A yeast transcription factor bypassing the requirement for SBF and DSC1/MBF in budding yeast has homology to bacterial signal transduction proteins.

The transcription factors SBF and DSC1/MBF bind SCB and MCB promoter elements, respectively, and are essential for the cell cycle progression of Saccharomyces cerevisiae through the control of G1 cyclin gene expression. We isolated a gene (BRY1; Bacterial Response regulator in Yeast) able to activate either MCB or SCB promoter elements on a reporter plasmid which, when overexpressed, can bypass the normally essential requirement for SBF and DSC1/MBF by the stimulation of CLN1 and CLN2 expression.
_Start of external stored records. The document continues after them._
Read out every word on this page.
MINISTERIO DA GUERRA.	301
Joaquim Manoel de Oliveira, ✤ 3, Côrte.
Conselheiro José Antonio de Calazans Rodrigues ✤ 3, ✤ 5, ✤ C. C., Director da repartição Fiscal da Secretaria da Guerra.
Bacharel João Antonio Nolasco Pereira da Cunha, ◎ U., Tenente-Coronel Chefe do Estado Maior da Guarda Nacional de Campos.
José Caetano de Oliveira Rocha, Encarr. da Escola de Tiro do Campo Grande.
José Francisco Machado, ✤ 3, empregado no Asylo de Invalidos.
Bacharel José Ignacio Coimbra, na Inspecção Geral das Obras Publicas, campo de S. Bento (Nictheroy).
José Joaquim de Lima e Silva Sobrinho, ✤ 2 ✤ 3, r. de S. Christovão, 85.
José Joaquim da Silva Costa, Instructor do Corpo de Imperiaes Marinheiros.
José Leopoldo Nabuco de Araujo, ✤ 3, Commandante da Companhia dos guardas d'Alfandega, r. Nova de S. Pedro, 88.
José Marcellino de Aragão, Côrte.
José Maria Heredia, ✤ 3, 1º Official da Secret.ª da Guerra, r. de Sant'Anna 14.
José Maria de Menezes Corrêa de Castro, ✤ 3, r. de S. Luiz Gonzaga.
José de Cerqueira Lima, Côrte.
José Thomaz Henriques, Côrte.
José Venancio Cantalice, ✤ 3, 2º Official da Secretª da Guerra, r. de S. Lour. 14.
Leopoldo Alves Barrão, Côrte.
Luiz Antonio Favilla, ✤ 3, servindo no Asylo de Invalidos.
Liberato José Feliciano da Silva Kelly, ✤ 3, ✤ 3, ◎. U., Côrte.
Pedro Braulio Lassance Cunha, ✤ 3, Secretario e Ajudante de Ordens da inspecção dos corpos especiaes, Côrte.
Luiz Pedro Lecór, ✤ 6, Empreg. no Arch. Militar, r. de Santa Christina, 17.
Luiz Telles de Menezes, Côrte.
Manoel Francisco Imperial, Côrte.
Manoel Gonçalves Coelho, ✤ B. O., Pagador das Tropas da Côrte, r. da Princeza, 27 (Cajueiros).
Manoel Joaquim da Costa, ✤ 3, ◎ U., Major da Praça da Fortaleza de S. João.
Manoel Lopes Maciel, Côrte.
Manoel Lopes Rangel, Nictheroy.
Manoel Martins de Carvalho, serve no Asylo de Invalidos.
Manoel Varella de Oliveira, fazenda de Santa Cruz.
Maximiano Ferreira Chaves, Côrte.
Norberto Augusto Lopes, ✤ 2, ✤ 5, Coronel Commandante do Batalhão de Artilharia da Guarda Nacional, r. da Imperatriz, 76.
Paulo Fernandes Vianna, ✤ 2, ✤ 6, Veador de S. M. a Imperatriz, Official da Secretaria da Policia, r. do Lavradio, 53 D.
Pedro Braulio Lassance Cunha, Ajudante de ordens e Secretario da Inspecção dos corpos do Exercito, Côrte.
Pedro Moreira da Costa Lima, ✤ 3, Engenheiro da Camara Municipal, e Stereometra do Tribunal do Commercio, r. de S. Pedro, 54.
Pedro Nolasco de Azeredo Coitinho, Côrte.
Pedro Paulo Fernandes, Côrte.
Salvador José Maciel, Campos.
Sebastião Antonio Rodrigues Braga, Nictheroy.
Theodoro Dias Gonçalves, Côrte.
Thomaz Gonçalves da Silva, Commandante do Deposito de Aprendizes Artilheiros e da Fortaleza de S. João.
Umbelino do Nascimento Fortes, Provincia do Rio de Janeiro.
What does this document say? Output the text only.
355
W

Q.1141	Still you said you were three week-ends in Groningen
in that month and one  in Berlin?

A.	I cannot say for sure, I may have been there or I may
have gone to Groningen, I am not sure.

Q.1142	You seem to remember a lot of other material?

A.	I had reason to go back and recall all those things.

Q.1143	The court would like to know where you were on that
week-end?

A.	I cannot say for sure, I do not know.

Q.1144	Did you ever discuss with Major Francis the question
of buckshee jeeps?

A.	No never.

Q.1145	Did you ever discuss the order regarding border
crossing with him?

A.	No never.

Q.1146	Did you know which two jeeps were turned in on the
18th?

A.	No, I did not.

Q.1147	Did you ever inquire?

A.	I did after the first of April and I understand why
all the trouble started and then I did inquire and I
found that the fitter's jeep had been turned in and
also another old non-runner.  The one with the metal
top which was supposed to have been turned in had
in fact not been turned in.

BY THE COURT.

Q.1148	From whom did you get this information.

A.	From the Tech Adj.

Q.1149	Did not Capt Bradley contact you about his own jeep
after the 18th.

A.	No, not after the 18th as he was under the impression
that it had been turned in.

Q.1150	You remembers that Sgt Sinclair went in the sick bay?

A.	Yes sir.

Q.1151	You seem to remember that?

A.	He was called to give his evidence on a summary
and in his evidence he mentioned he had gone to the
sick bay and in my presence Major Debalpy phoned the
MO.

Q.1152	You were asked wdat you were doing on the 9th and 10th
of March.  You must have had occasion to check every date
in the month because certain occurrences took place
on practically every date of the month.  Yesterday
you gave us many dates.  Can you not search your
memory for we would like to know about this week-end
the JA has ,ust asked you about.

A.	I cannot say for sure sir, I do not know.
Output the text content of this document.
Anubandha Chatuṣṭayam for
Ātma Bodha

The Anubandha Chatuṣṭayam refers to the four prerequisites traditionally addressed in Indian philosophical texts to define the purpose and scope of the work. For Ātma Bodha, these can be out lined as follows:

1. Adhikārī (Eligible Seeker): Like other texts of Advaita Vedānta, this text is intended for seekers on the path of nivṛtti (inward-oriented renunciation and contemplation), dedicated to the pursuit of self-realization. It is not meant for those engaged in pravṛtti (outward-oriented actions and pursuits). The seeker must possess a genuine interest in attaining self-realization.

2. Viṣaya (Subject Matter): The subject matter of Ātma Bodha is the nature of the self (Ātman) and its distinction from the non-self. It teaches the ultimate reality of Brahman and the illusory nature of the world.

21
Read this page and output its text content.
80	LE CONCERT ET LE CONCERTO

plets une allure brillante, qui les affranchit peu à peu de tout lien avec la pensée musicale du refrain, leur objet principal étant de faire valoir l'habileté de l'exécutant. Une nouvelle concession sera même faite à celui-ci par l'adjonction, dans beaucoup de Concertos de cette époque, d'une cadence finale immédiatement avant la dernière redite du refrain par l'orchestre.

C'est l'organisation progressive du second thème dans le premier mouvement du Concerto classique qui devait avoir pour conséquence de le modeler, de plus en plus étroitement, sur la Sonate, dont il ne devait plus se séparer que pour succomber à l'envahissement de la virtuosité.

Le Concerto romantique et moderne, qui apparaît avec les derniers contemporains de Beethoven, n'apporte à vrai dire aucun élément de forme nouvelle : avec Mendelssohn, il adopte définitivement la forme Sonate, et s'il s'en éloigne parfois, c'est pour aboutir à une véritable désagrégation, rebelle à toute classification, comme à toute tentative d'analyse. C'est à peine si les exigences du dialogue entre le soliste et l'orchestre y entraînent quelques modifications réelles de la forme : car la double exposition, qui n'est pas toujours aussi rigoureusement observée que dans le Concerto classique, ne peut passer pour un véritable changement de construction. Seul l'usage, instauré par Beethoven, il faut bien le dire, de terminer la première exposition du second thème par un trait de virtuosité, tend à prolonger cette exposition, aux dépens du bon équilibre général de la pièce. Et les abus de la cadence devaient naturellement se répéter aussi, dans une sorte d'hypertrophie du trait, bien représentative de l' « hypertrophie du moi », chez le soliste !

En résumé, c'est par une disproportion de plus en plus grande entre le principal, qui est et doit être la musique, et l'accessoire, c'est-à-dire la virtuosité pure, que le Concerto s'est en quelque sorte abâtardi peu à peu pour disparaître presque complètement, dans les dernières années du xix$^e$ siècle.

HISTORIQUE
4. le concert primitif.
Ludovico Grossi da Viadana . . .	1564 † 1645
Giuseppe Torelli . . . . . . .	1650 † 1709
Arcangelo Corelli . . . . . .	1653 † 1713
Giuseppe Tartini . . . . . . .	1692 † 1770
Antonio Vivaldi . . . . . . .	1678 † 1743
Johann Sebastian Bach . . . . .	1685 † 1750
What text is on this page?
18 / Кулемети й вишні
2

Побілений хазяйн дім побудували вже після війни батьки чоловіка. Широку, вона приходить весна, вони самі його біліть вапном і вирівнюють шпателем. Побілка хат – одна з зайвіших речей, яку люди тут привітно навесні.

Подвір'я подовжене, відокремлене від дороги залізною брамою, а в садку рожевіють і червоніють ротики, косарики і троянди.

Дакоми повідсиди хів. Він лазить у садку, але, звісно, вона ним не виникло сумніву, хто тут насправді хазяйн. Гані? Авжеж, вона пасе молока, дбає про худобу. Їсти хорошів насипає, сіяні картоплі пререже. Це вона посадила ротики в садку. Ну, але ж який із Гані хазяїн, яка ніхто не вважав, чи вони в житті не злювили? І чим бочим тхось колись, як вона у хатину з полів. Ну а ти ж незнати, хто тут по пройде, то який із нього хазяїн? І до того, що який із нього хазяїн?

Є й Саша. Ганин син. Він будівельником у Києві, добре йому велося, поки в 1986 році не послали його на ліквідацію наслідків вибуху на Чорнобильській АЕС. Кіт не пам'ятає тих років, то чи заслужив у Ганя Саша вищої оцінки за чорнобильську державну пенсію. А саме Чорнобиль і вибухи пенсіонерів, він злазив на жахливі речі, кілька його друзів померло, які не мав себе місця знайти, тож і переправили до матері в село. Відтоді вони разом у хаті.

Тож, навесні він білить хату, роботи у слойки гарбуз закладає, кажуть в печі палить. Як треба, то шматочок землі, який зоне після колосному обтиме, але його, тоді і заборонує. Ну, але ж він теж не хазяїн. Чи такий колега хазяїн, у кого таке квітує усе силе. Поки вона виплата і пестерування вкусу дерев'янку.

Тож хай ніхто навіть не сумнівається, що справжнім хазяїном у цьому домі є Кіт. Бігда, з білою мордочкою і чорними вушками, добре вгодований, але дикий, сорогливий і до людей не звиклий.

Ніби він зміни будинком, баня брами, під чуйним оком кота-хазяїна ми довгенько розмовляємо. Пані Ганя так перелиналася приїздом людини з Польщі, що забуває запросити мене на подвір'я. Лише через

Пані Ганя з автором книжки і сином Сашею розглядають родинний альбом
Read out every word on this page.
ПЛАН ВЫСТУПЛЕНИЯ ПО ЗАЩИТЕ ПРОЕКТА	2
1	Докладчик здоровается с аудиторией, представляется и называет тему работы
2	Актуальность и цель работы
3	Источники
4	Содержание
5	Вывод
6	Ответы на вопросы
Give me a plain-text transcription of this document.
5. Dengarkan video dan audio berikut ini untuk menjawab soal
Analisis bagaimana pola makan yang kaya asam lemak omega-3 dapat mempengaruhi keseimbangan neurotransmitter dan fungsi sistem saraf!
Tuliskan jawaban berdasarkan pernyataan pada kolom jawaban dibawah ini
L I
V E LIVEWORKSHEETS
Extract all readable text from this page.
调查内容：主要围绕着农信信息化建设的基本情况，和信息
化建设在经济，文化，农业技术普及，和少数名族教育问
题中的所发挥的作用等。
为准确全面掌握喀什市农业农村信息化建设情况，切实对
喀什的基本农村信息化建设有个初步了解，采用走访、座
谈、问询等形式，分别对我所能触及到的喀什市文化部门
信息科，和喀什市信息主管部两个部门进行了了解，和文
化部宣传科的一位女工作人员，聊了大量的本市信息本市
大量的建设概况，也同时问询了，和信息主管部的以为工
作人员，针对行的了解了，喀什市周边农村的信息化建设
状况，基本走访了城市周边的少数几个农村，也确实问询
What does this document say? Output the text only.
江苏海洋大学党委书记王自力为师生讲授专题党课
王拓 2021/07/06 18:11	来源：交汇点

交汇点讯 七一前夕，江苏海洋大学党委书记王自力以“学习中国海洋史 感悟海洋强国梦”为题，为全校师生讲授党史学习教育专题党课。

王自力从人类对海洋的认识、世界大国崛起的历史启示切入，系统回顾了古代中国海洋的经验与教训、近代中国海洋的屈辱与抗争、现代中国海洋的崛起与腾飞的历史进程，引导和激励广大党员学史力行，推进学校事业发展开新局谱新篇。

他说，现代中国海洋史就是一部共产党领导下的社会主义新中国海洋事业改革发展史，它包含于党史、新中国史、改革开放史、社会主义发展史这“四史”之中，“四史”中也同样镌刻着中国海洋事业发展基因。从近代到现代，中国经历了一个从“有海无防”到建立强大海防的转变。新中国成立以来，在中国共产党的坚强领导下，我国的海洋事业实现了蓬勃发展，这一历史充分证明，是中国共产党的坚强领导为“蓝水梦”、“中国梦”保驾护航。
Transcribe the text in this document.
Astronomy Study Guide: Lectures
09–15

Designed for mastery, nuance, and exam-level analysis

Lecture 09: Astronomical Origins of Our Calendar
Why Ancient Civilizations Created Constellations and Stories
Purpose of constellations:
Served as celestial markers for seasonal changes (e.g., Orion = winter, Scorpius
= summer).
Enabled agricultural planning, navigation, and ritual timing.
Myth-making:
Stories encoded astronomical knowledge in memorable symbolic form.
In the case of CLN2 at least, this expression depends upon the MCB and SCB promoter elements. In wild-type yeast, the disruption of BRY1 has no apparent phenotype, but under conditions where the activities of SBF and DSC1/MBF are reduced, BRY1 becomes essential. Our data imply the existence of a third pathway affecting cyclin expression. BRY1 is the same gene as SKN7 which has significant sequence homology to the receiver domains found in response regulator proteins from the bacterial two-component signal transduction pathways. SKN7 is thought to affect cell wall structure, and when highly overexpressed we find that BRY1/SKN7 is lethal perhaps because of perturbations in cell wall biosynthesis. The lethality is partially rescued by genes from the protein kinase C pathway, but genetic data imply that BRY1/SKN7 and protein kinase C are not in the same pathway. Our results suggest that Bry1/Skn7 can influence the expression of MCB- and SCB-driven gene expression in budding yeast, perhaps including genes involved in cell wall metabolism, via a two-component signal transduction pathway which activates Bry1/Skn7 in response to an unidentified signal.